I’m often asked to provide advice on this question. The short answer is usually “it depends”. This is the longer answer that explains what it depends on!
The size of a sample doesn’t need to be as large people usually think. The sample size doesn’t actually depend upon the population size (i.e. the things - individuals, organisations, or projects - that the sample is supposed to represent). Indeed National opinion polls usually include no more than 1,000 responses (although they do require an unbiased sample).
So what does sample size depend upon..?
Why choosing a sample size is important
A sample is a subset of a population that you wish to study. A sample is typically chosen for research because it is too difficult or expensive to talk to the whole population. Fortunately statistical theory demonstrates that it is possible for responses taken from a sample to represent a wider population.
This post explains some of things to consider when choosing a representative sample.
Total sample size
The choice of overall sample size is driven by three statistical considerations
- what effect size you want to capture (i.e. the expected difference between the things you’re comparing),
- how willing you are to miss effects that are present, and
- how willing you are to mistakenly identify effects that aren’t present.
We can set the latter two according to statistical convention (significance level of 95%, and a statistical power of 80%). Effect size really depends upon the context.
The main unknown here will be the standard deviation - that is to say the extent to which the things you’re measuring vary from case-to-case. This, of course, determines the degree to which we can draw conclusions about the whole population by looking at a sample.
We define the effect size relative to the standard deviation. The larger the effect size, the smaller the sample needed to detect it. Drawing on social research, Cohen suggests that 20%, 50%, and 80% (of the standard deviation) represent small, medium, and large effect sizes respectively.
Representativeness of sub-groups
There are a couple of issues here. First, the overall results should be representative (you don’t want to miss-out certain groups) and unbiased (if the sample structure doesn’t match the proportion of the overall population the results will need to be weighted). Second, you might want to compare the results of the sub-groups (e.g. treatment vs control groups, cohorts by gender/ age/ ethncitiy, or to see if results change over time/ by location).

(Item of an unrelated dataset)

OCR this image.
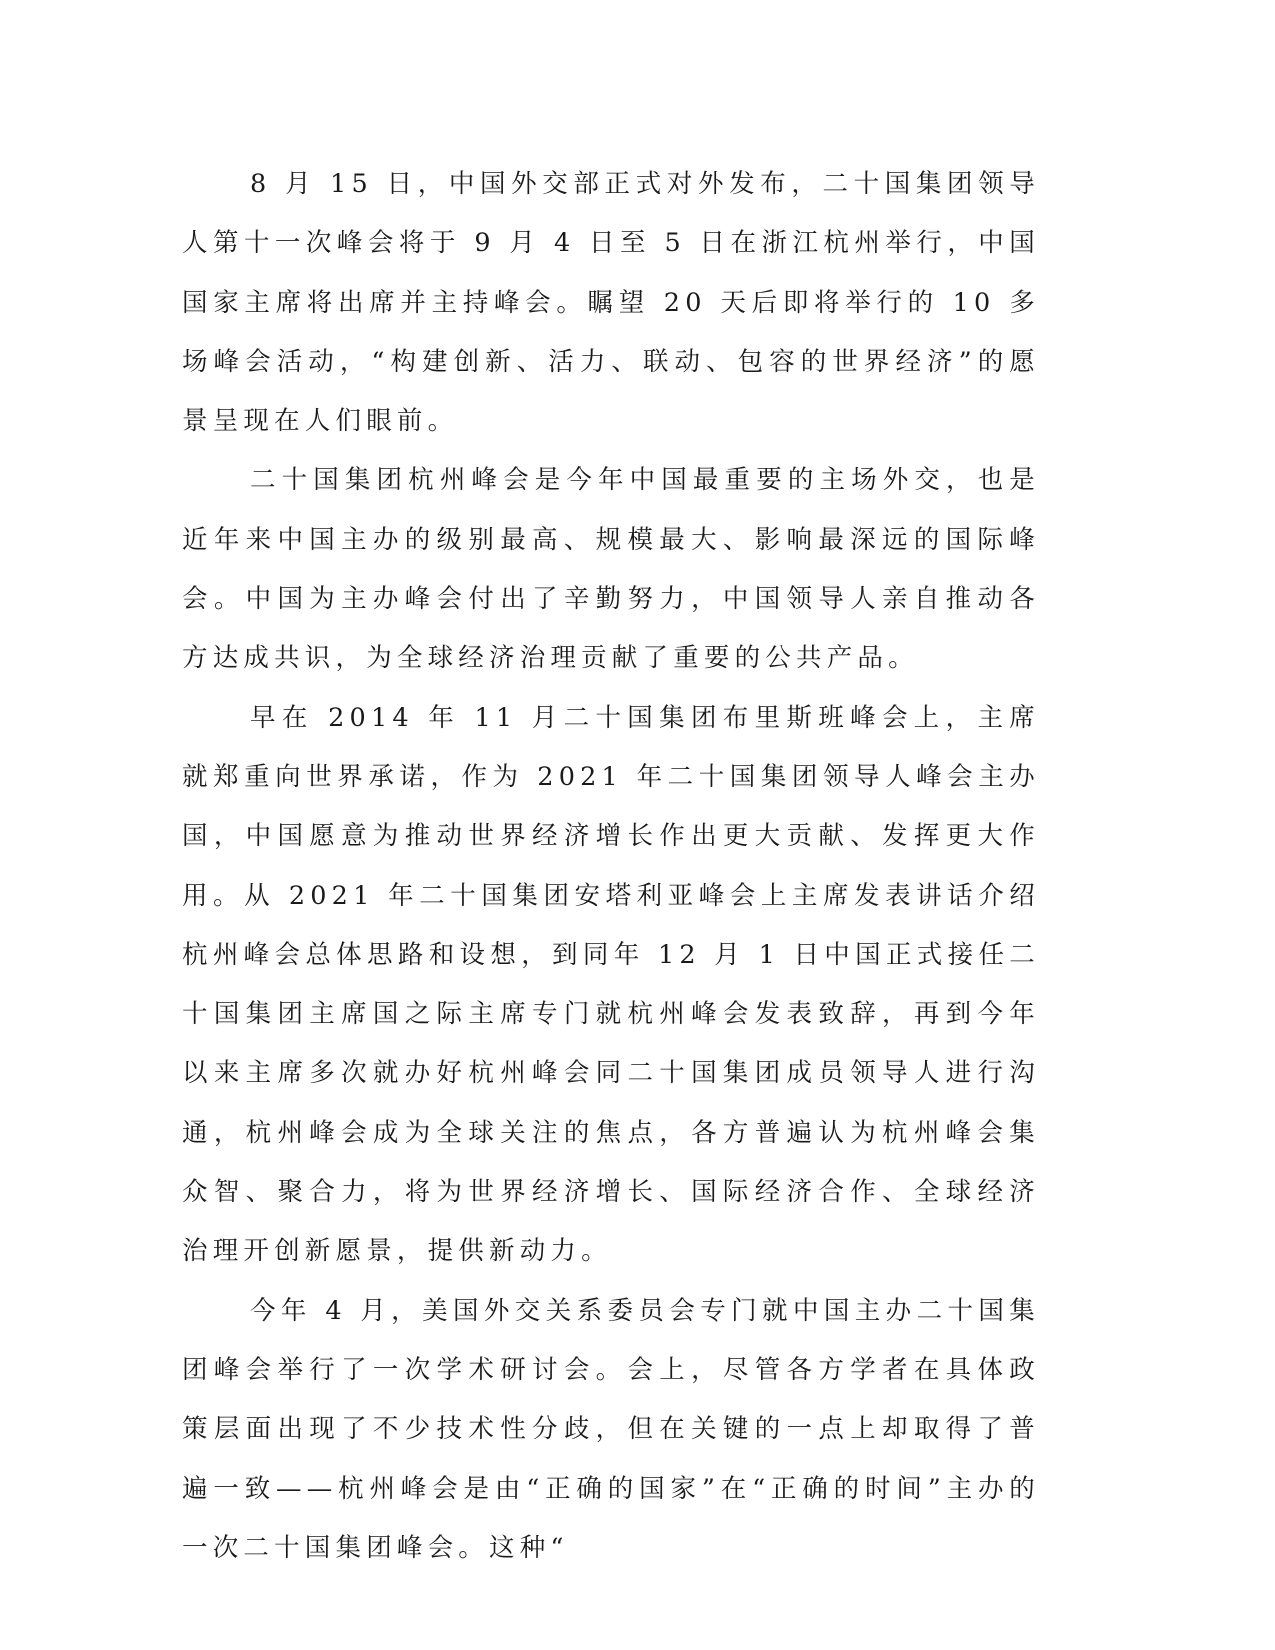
8 月 15 日，中国外交部正式对外发布，二十国集团领导人第十一次峰会将于 9 月 4 日至 5 日在浙江杭州举行，中国国家主席将出席并主持峰会。瞩望 20 天后即将举行的 10 多场峰会活动，“构建创新、活力、联动、包容的世界经济”的愿景呈现在人们眼前。

二十国集团杭州峰会是今年中国最重要的主场外交，也是近年来中国主办的级别最高、规模最大、影响最深远的国际峰会。中国为主办峰会付出了辛勤努力，中国领导人亲自推动各方达成共识，为全球经济治理贡献了重要的公共产品。

早在 2014 年 11 月二十国集团布里斯班峰会上，主席就郑重向世界承诺，作为 2021 年二十国集团领导人峰会主办国，中国愿意为推动世界经济增长作出更大贡献、发挥更大作用。从 2021 年二十国集团安塔利亚峰会上主席发表讲话介绍杭州峰会总体思路和设想，到同年 12 月 1 日中国正式接任二十国集团主席国之际主席专门就杭州峰会发表致辞，再到今年以来主席多次就办好杭州峰会同二十国集团成员领导人进行沟通，杭州峰会成为全球关注的焦点，各方普遍认为杭州峰会集众智、聚合力，将为世界经济增长、国际经济合作、全球经济治理开创新愿景，提供新动力。

今年 4 月，美国外交关系委员会专门就中国主办二十国集团峰会举行了一次学术研讨会。会上，尽管各方学者在具体政策层面出现了不少技术性分歧，但在关键的一点上却取得了普遍一致——杭州峰会是由“正确的国家”在“正确的时间”主办的一次二十国集团峰会。这种“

Bear in mind the above discussion on sample sizes. The rule of thumb value for sub-samples is to have 30 responses - is consistent with an effect size of 73%. This would, of course, be exhaustive for some of the smaller sub-groups. You may need to combine sub-groups or deal with this variability in the analysis rather than in the sample design - e.g. removing outliers after the responses have been gathered). You might aim for 30 responses among the larger groups but relax this for smaller ones.
This depends on how and who contacts the projects. Fortunately, as a funder you’re likely to have their attention! In my experience of contacting beneficiaries on behalf of public/ social projects, a 30% response rate is good going. Don’t be surprised if you receive a response rate lower than 1% for an email survey (although the ease of contacting a wide range should mean this is still an effective method). I’d aim to contact about 5 times as many people as you need responses.
The overall decision on sample size ought to take into account the cost and difficulty of acquiring responses and the observed variability of responses. You might want to bootstrap the process by running an initial small sample that would serve to identify whether further booster samples are required (e.g. “the overall result is satisfactory but we’re concerned about the apparent discrepancy among very large projects so they’ll be the subject of further research”). Bear in mind that this is by no means a precise science and this guidance should be considered in the context of practical concerns. Perhaps the most useful contribution of statistical advice - rather than identifying a magic number - is to help you to understand the overall patterns (variability matters, diminishing returns apply, very large/ small projects might need to be considered separately).